The positive correlation between global economic growth and steel consumption is well-recognised. From less than 3% in 2016, there has been a modest pick-up in global growth to 3.3% this year and a further increase to 3.6% in 2018 is seen. For the world market, at present, risks factors include geopolitical tension (friction between the US and North Korea), protectionist tendencies and China’s debt problem.
The Chinese steel industry has been facing environment-related issues as well as trade friction.
The big question everyone is asking is: who will replace China as the world’s growth engine for consumption. Over the last two decades, China recorded phenomenal growth in steel production and consumption.
The Asian major’s growth has been driven by investments, led by heavy investments in the construction sector, including infrastructure, housing and commercial premises.
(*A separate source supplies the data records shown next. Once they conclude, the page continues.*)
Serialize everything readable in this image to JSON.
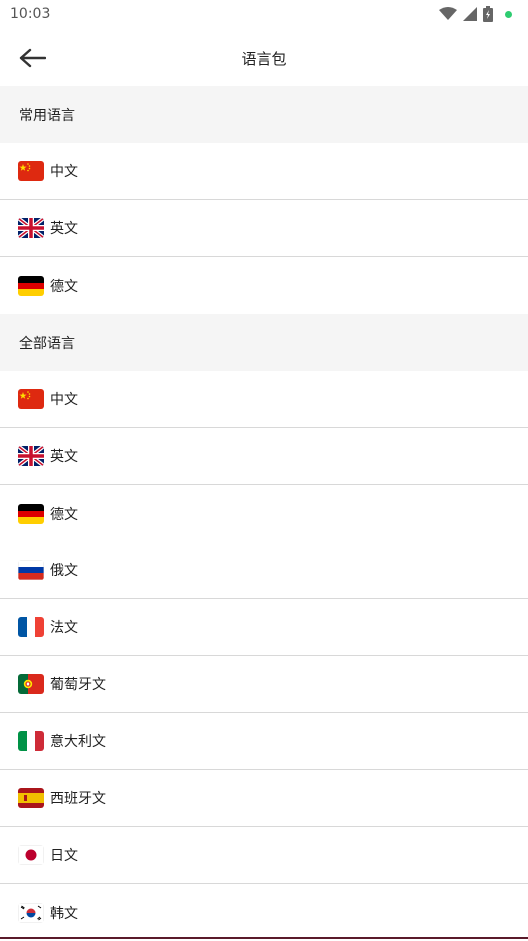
{
  "status": {
    "time": "10:03"
  },
  "header": {
    "title": "语言包"
  },
  "common_section": {
    "title": "常用语言",
    "items": [
      {
        "label": "中文",
        "flag": "china-flag-icon"
      },
      {
        "label": "英文",
        "flag": "uk-flag-icon"
      },
      {
        "label": "德文",
        "flag": "germany-flag-icon"
      }
    ]
  },
  "all_section": {
    "title": "全部语言",
    "items": [
      {
        "label": "中文",
        "flag": "china-flag-icon"
      },
      {
        "label": "英文",
        "flag": "uk-flag-icon"
      },
      {
        "label": "德文",
        "flag": "germany-flag-icon"
      },
      {
        "label": "俄文",
        "flag": "russia-flag-icon"
      },
      {
        "label": "法文",
        "flag": "france-flag-icon"
      },
      {
        "label": "葡萄牙文",
        "flag": "portugal-flag-icon"
      },
      {
        "label": "意大利文",
        "flag": "italy-flag-icon"
      },
      {
        "label": "西班牙文",
        "flag": "spain-flag-icon"
      },
      {
        "label": "日文",
        "flag": "japan-flag-icon"
      },
      {
        "label": "韩文",
        "flag": "korea-flag-icon"
      }
    ]
  }
}
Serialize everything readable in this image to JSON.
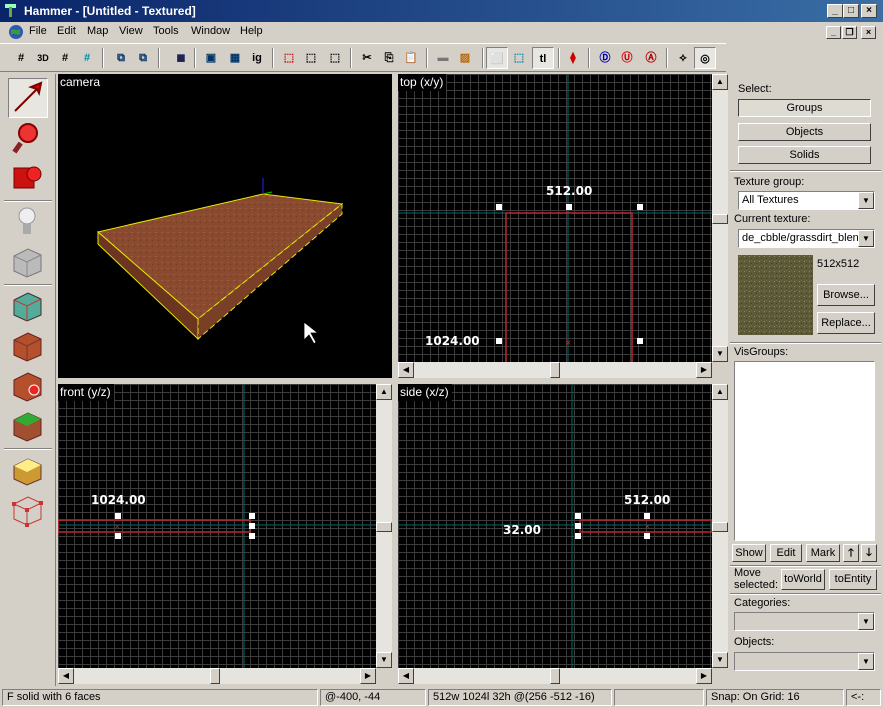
{
  "window": {
    "title": "Hammer - [Untitled - Textured]"
  },
  "menu": [
    "File",
    "Edit",
    "Map",
    "View",
    "Tools",
    "Window",
    "Help"
  ],
  "toolbar": {
    "ig_label": "ig",
    "tl_label": "tl",
    "threed_label": "3D"
  },
  "palette": [
    "selection-tool",
    "magnify-tool",
    "camera-tool",
    "entity-tool",
    "block-tool",
    "texture-application-tool",
    "apply-current-texture-tool",
    "decal-tool",
    "overlay-tool",
    "clipping-tool",
    "vertex-tool"
  ],
  "viewports": {
    "camera": {
      "label": "camera"
    },
    "top": {
      "label": "top (x/y)",
      "width_label": "512.00",
      "height_label": "1024.00"
    },
    "front": {
      "label": "front (y/z)",
      "width_label": "1024.00"
    },
    "side": {
      "label": "side (x/z)",
      "width_label": "512.00",
      "height_label": "32.00"
    }
  },
  "panel": {
    "select_label": "Select:",
    "select_buttons": [
      "Groups",
      "Objects",
      "Solids"
    ],
    "texture_group_label": "Texture group:",
    "texture_group_value": "All Textures",
    "current_texture_label": "Current texture:",
    "current_texture_value": "de_cbble/grassdirt_blend",
    "texture_size": "512x512",
    "browse_label": "Browse...",
    "replace_label": "Replace...",
    "visgroups_label": "VisGroups:",
    "vis_buttons": [
      "Show",
      "Edit",
      "Mark"
    ],
    "move_selected_label": "Move selected:",
    "to_world_label": "toWorld",
    "to_entity_label": "toEntity",
    "categories_label": "Categories:",
    "objects_label": "Objects:"
  },
  "status": {
    "hint": "F",
    "selection": "solid with 6 faces",
    "cursor_coords": "@-400, -44",
    "dimensions": "512w 1024l 32h @(256 -512 -16)",
    "snap": "Snap: On Grid: 16",
    "extra": "<-:"
  },
  "colors": {
    "titlebar": "#0a246a",
    "selection_red": "#c0272d",
    "bbox_yellow": "#e6e600",
    "grid": "#3c3c3c",
    "axis_teal": "#006c6c"
  }
}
Will India emerge as the next China in terms of steel consumption? Not anytime soon perhaps; yet, indications are that India’s steel consumption in the coming years will register robust growth on the back of the government’s thrust on infrastructure development, real estate and automobiles.
In the 2017-18 Budget, an outlay of INR 4 lakh crore for infrastructure expansion, covering railways, roadways, airports, seaports, multi-modal transport and urban amenities, as well as affordable housing to ease dwelling house shortage was made. This has provided a shot in the arm for the domestic steel sector. It is widely believed that an increase in public investment will crowd-in private investment.
The New Steel Policy, 2017, envisages an increase in per capita consumption from the present 60 kg to 160 kg by 2030 backed by a target of 300 mt steel making capacity. The big challenge will be finding funds for capacity expansion. Where will the INR 10 lakh crore come from?